An Anglo-Dutch Treat
12 June 2004
Director Michael Powell's World War II-drama is a clever reworking of his "The 49th Parallel" (1941), a story of six German sailors marooned in Canada after their submarine is destroyed; the movie chronicles their failed attempt to cross over into then-neutral America. This time, in "One of Our Aircraft...," the heroes are six members of a British RAF bombing crew. We watch as they take off for the Continent and sample their conversation. However, after dropping their bombs on a Stuttgart industrial plant, their Wellington aircraft suffers a direct hit from German flak. The crippled plane flies as far as Nazi-occupied Holland before the crew decide to bail. The rest of the film chronicles their efforts to return to England, assisted by various Dutch civilians.

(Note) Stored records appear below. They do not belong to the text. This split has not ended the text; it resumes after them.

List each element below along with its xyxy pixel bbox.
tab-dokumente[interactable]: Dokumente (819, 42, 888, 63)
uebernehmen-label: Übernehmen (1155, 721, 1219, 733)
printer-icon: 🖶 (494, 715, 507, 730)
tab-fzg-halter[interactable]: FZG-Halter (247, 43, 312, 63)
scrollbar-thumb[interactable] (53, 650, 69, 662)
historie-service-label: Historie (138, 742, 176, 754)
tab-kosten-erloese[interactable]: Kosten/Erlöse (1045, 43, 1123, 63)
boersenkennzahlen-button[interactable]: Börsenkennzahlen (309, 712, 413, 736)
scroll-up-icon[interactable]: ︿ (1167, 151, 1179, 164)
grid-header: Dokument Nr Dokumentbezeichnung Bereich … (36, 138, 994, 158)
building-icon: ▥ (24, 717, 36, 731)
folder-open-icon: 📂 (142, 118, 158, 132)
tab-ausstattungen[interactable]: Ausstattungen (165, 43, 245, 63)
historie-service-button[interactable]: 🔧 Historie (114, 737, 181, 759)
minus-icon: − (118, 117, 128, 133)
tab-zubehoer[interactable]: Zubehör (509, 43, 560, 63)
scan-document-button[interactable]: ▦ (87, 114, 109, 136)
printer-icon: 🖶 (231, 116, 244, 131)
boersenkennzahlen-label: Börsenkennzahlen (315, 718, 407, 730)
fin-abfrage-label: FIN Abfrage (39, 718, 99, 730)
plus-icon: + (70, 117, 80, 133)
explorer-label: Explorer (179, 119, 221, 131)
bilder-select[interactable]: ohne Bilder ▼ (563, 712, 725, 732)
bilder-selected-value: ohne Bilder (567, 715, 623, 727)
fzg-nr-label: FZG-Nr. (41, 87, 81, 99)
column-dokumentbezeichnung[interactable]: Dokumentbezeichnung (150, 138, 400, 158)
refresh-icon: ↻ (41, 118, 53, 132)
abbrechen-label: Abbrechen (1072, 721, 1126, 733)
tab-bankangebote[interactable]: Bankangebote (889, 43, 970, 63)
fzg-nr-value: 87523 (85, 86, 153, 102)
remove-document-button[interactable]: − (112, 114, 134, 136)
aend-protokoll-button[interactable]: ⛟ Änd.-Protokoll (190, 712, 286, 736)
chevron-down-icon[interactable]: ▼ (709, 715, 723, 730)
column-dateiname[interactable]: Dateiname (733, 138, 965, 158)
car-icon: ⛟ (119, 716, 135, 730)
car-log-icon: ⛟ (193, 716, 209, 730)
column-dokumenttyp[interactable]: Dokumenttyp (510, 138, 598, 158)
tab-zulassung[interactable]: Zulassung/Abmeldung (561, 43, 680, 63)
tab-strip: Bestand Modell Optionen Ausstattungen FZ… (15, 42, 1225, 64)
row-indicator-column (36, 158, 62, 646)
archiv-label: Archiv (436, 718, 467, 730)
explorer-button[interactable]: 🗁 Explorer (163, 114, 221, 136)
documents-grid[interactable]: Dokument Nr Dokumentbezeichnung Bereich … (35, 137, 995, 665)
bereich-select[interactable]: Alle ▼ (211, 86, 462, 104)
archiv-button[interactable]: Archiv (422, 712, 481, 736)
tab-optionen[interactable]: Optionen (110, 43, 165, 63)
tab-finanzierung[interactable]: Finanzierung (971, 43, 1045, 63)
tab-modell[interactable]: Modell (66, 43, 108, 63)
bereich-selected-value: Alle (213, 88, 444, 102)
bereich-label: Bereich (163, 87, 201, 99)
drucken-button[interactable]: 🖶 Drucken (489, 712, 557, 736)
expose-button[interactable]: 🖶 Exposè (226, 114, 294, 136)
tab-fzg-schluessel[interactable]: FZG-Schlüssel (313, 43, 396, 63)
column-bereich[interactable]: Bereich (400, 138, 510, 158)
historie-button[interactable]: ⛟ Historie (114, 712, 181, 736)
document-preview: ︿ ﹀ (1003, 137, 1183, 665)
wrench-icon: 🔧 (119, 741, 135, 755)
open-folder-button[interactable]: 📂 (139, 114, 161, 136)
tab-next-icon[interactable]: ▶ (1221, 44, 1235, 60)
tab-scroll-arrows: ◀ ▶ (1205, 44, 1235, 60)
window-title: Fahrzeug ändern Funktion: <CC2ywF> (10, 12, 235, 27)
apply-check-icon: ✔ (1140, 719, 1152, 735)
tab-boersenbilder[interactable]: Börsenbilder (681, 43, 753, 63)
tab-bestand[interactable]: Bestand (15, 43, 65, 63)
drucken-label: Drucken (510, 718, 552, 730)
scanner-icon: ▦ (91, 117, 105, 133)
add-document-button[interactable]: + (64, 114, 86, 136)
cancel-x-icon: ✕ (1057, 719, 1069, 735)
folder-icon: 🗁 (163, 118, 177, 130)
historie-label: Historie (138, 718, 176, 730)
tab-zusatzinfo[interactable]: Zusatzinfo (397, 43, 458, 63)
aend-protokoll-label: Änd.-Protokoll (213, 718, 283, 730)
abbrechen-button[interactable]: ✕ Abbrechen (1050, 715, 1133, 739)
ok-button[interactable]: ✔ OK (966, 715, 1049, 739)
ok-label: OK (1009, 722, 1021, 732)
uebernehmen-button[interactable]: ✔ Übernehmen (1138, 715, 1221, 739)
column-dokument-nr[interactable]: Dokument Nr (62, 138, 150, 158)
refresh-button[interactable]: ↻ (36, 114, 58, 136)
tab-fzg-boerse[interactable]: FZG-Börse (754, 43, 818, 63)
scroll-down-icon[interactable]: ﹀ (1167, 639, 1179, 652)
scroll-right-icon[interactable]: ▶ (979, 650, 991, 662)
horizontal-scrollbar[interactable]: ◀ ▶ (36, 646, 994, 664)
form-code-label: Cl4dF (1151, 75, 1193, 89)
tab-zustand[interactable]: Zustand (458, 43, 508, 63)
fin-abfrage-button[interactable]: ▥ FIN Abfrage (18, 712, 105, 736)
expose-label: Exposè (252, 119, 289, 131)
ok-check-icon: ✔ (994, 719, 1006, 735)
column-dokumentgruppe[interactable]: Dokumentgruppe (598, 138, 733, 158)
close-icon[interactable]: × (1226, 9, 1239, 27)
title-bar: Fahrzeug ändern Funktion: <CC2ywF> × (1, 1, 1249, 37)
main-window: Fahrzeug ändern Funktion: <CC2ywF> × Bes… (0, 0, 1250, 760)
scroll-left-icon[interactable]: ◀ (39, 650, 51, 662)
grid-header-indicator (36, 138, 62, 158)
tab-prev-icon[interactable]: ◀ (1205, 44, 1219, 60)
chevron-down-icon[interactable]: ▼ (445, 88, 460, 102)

"One of Our Aircraft Is Missing" is Powell's wartime love letter to the Netherlands. The film opens with a close-up of a document, signed by the Dutch government-in-exile, informing us of the names of Dutch citizens who were executed for insurrection against Germany's Occupation - e.g., helping downed Allied fliers return to England. This visual device, the close-up of official paperwork, is repeated throughout the film. At certain intervals between episodes, Powell fills the screen with other documents and bureaucratic red tape - mostly applications to the Nazis, requesting permits to attend churches and soccer matches or to visit relatives in other villages. Off-screen, we hear the disgruntled commentary of a German Commandant as he stamps his reluctant approval on each application. The purpose of this motif is clear: to establish to British audiences what life in England would be like if overrun by an enemy with "an orderly mind." Thus, the whole film is a wartime morale-booster.

The crew represents an interesting cross-section of England: Sir George Corbett (played by Godfrey Tearle, who was the treasonous villain in Hitchcock's "The 39 Steps"), the "old man" WWI vet who wants to have another go at the Hun; Geof Hickman (Bernard Miles), the amiable Cockney; Frank Shelley (Hugh Williams), an actor; Tom Earnshaw (Eric Portman), a Yorkshire sheep breeder; Bob Ashley (Emrys Jones), a professional soccer-player; and the pilot, John Haggard (Hugh Burden), who bears resemblance to a younger version of the film's director, Powell. (Powell himself appears early in the film as an air-traffic controller - or "director" - reciting such lines as "Q for Queenie, you are now clear for takeoff.") The Dutch patriots are a fine, spirited lot: Pamela Brown and Googie Withers play two women who in large part are responsible for the downed fliers' safekeeping. Robert Helpmann, appears as a leering Nazi collaborator. And Peter Ustinov has a small role as a Catholic priest.